LE CRI D'AMOUR DE LA DÉESSE BLONDE (Jess Franco)

REALISATEUR

Jess Franco

SCENARISTE

Erwan C. Dietrich

DISTRIBUTION

Vicky Adams, Ada Tauler, Karine Gambier, Jack Taylor…

INFOS

Long métrage suisse
Genre : thriller/érotique
Titre original : Der Ruf der blonden Göttin
Année de production : 1977

Dans la carrière du pape du bis espagnol Jess Franco, la deuxième moitié des années 70 est marquée par la rencontre avec le producteur suisse Erwin C. Dietrich qui fut l’un des premiers à produire des films d’exploitation érotiques en Allemagne dès la fin des années 60. Dietrich a mis à profit la rapidité légendaire de Jess Franco et les deux hommes ont collaboré sur une bonne quinzaine de longs métrages entre 1975 et 1977, avec des titres comme Femmes en cages, Des femmes pour le bloc 9, Les flagellées de la cellule 69 (oui, Franco a beaucoup donné dans le sous-genre crapoteux des « femmes en prison »), Lettres d’amour d’une nonne portugaise ou encore Deux Soeurs Vicieuses.
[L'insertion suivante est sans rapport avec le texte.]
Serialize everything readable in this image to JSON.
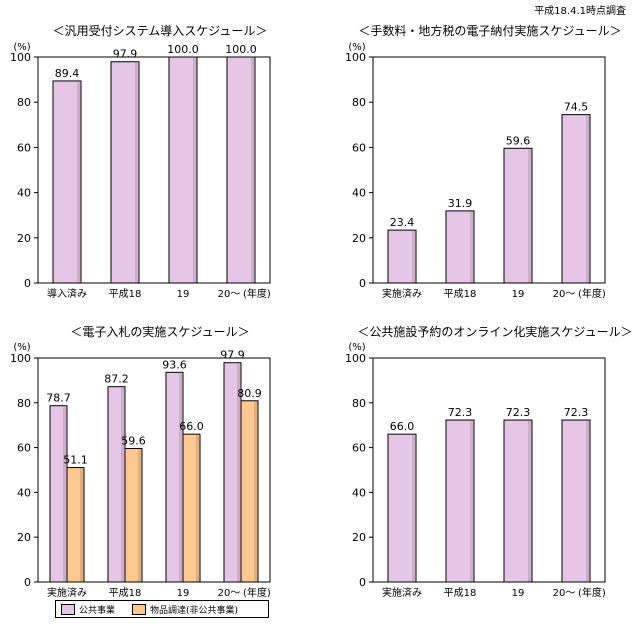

Le Cri d’Amour de la déesse blonde fait partie des dernières entrées des trois années suisse-allemandes de Jess Franco. Selon les spécialistes de son cinéma, l’histoire se rapproche beaucoup de celle des Cauchemars naissent la nuit, mais avec un côté plus linéaire par rapport à l’atmosphère plus « surréelle » de cette pelloche sortie en 1970. Ce n’était de toute façon pas la première fois que Jess Franco « recyclait » certains de ses thèmes fétiches dans son imposante filmographie.

Récemment mariée, Susan rejoint son époux diplomate Jack House (joué par Jack Taylor, le « plus espagnol des acteurs américains » et régulièrement dirigé par Franco) à Haïti. À peine arrivée, elle rencontre la maîtresse de maison, la belle Inès qui va tout lui raconter sur les traditions locales et le vaudou, et découvre Olga, sa belle-soeur, toute nue dans le lit marital. Jack et Olga sont apparemment très, très proches, ce qui se traduit notamment par des plans de la jeune nymphomane en train de se donner du plaisir en entendant les ébats des deux époux dans la chambre voisine.

À partir de là, les choses deviennent de plus en plus étranges. Susan est hantée par des rêves violents dans lesquels elle s’abandonne fiévreusement aux rythmes tribaux (la production n’a pas du dépenser une fortune dans le département costumes) avant de commettre des meurtres en état de transe. Son mari est persuadé que tout cela est le fruit de son imagination…mais pour Susan, la frontière entre cauchemar et réalité n’est pas aussi mince qu’on veut bien lui faire croire…

VoodooPassion1

Bon, Jess Franco ne tire pas grand chose de ce semblant d’intrigue qui aurait pu donner un potable thriller psychologique mais qui est surtout pour lui l’occasion de filmer ses actrices à poil sous toutes les coutures (je ne compte plus le nombre de plans nibards et vagins…si Tarantino est un fétichiste des pieds, Franco vouait un culte au triangle d’or). Il y a de temps en temps une ambiance troublante, deux ou trois bonnes idées visuelles (comme l’utilisation des miroirs dans la chambre de Susan et Jack) mais l’ensemble ne vole pas haut (normal vous me direz puisque le film est fait pour viser sous la ceinture), avec une tentative d’explication finale pas très convaincante.

L’accent est donc mis sur le sexe (danses en tenues d’Eve, transes en sueur, scènes lesbiennes…) et pour une fois, la violence est suggérée, les morts ne sont pas montrées à l’écran. Mais il y a quand même toujours quelques cadrages ratés, des zooms et des flous prétendument artistiques, signatures récurrentes de l’Eurotrash à la Jess Franco.